Be cautious when using food from roadside vendors, local farmers, and farmers markets. Check that they are considered an approved supplier and have documentation to prove it.

I chose a supplier. Now what?

Once you choose a supplier, it is important to maintain a good relationship with them. Giving them adequate time to process orders, paying bills on time, etc. can help. In addition, check with them often to see if ingredients or labels have changed, especially any allergens that may have been introduced. This can help you keep your customers informed and avoid allergic reactions.

If there are any issues with the supplier, such as a food recall, follow their instructions. Ask questions to ensure you are following their guidance properly. Often, recalls occur because the food was mislabeled (i.e., misidentifying allergens or ingredients) or a biological, chemical, or physical hazard was introduced. The supplier will usually work with a government entity, such as the U.S. Food and Drug Administration (FDA), to correct the mistake.

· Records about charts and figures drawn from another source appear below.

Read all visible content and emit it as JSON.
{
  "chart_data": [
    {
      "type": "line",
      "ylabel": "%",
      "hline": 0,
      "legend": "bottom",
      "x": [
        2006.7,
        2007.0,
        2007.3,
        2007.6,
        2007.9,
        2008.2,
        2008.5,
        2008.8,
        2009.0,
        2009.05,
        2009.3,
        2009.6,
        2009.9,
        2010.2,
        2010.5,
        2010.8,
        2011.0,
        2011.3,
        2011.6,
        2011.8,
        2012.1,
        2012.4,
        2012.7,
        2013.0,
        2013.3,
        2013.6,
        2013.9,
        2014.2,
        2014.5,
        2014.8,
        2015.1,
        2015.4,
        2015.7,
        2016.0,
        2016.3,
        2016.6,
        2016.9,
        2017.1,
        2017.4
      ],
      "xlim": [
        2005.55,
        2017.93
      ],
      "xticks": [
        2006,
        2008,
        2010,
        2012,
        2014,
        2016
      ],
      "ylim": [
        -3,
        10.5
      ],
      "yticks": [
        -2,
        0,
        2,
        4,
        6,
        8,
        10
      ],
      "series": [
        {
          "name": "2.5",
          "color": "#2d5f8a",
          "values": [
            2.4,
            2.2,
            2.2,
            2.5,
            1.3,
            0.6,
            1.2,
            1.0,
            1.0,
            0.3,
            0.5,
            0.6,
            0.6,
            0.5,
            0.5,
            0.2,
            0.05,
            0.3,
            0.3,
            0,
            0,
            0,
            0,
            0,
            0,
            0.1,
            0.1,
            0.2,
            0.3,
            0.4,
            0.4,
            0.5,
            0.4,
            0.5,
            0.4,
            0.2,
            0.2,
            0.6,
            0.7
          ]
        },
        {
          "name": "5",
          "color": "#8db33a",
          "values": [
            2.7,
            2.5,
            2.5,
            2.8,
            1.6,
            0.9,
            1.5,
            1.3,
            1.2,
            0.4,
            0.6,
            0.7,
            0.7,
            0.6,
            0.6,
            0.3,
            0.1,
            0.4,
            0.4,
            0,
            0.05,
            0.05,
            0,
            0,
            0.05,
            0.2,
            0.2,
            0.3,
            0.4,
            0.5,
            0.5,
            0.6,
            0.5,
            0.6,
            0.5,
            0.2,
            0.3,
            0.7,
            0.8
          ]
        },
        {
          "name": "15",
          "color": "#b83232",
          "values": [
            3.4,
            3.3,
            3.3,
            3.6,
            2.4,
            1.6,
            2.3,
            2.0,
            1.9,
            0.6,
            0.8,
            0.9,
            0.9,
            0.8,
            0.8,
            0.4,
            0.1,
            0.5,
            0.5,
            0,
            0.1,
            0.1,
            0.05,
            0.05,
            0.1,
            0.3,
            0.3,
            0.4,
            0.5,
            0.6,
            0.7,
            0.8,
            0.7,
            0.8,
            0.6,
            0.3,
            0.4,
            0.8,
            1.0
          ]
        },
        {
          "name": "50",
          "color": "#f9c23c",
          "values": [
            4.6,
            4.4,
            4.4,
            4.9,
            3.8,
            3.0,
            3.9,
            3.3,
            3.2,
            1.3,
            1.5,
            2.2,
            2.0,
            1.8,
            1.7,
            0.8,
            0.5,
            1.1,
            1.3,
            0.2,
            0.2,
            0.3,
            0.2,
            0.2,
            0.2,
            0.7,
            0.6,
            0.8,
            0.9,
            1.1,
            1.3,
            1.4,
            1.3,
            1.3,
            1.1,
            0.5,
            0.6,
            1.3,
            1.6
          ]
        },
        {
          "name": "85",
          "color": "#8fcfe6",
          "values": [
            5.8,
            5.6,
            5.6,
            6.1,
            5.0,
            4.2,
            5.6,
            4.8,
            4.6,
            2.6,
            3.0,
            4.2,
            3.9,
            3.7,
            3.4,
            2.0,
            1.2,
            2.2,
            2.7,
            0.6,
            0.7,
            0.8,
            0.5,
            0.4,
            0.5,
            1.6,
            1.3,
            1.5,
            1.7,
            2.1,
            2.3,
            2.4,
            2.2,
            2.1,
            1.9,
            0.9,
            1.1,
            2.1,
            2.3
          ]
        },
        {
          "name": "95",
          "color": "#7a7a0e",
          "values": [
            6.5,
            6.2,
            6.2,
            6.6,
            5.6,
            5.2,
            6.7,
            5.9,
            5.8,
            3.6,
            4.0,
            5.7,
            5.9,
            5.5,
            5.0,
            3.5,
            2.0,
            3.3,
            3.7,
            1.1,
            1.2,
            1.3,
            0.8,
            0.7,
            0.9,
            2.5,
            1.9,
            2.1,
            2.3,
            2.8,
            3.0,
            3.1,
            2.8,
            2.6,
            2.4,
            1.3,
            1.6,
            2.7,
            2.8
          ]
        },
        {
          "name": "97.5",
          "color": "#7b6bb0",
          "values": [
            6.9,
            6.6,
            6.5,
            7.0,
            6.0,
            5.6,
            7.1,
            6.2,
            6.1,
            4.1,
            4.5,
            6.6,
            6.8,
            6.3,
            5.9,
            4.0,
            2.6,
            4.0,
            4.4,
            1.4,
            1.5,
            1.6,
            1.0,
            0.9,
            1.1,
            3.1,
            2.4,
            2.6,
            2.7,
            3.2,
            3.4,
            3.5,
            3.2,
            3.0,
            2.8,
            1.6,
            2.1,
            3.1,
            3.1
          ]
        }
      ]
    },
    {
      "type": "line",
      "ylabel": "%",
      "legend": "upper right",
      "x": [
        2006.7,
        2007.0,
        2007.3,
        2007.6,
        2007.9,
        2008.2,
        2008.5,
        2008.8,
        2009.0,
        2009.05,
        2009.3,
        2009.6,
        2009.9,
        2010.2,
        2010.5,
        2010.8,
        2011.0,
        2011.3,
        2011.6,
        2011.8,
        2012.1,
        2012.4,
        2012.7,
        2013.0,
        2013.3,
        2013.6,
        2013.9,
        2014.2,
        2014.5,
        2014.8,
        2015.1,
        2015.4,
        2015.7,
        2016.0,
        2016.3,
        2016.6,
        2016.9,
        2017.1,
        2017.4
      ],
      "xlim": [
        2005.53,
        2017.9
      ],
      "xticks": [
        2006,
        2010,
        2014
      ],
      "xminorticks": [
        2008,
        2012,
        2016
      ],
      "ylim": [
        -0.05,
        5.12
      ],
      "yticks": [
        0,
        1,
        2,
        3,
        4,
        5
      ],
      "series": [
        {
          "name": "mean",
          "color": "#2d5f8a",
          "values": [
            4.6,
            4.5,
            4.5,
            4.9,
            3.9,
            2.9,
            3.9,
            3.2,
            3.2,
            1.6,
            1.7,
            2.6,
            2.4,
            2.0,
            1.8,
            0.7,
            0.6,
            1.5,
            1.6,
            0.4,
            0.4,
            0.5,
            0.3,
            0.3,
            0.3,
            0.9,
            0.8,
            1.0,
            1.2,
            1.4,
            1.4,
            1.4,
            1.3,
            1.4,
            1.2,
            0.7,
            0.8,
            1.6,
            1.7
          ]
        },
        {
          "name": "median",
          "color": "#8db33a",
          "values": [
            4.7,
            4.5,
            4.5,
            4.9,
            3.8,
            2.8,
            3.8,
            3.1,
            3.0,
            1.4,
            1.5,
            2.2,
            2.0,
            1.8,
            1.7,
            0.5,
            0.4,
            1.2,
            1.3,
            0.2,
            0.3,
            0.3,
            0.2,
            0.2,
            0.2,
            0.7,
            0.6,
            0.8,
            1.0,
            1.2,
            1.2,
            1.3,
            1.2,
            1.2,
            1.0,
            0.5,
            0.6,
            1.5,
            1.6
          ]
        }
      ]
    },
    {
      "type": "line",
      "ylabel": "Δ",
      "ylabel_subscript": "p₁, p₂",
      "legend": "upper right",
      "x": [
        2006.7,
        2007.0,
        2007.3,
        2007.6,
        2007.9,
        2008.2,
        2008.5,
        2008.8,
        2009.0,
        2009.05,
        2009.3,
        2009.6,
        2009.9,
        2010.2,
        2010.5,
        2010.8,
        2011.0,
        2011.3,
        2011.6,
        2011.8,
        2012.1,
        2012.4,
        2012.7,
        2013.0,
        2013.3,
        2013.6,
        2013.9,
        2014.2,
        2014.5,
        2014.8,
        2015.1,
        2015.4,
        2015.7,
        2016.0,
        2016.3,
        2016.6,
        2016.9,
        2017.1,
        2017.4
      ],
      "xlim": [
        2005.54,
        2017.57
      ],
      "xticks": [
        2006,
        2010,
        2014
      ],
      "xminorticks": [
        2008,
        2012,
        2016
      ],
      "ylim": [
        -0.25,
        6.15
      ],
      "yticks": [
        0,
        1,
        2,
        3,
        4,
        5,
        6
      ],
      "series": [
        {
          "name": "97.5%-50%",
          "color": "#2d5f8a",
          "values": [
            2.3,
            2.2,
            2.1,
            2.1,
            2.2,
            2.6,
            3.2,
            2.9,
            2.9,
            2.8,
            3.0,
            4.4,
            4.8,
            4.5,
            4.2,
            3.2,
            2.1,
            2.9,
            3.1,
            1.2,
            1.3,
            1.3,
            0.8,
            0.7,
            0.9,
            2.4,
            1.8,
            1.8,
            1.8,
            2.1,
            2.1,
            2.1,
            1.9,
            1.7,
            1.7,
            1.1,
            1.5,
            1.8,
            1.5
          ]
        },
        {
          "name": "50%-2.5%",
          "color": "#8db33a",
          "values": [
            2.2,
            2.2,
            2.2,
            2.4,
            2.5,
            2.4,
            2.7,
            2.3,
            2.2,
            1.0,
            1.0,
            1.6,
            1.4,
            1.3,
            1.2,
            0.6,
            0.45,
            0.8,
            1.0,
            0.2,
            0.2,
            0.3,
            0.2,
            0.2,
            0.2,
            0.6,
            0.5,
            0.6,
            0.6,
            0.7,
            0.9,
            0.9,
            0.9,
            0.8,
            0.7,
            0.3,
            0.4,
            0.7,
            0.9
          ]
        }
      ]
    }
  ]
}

What supply records should I keep?

There are some records you need to keep from your supplier. For example, if you prepare or serve certain seafood items, the FDA Food Code requires shellstock records to be kept on file for 90 calendar days after the container is ready. Some of those shellstock records include product tags, labels, or invoices.

Contact your local regulatory authority if you have questions on what other records you need to keep from your suppliers.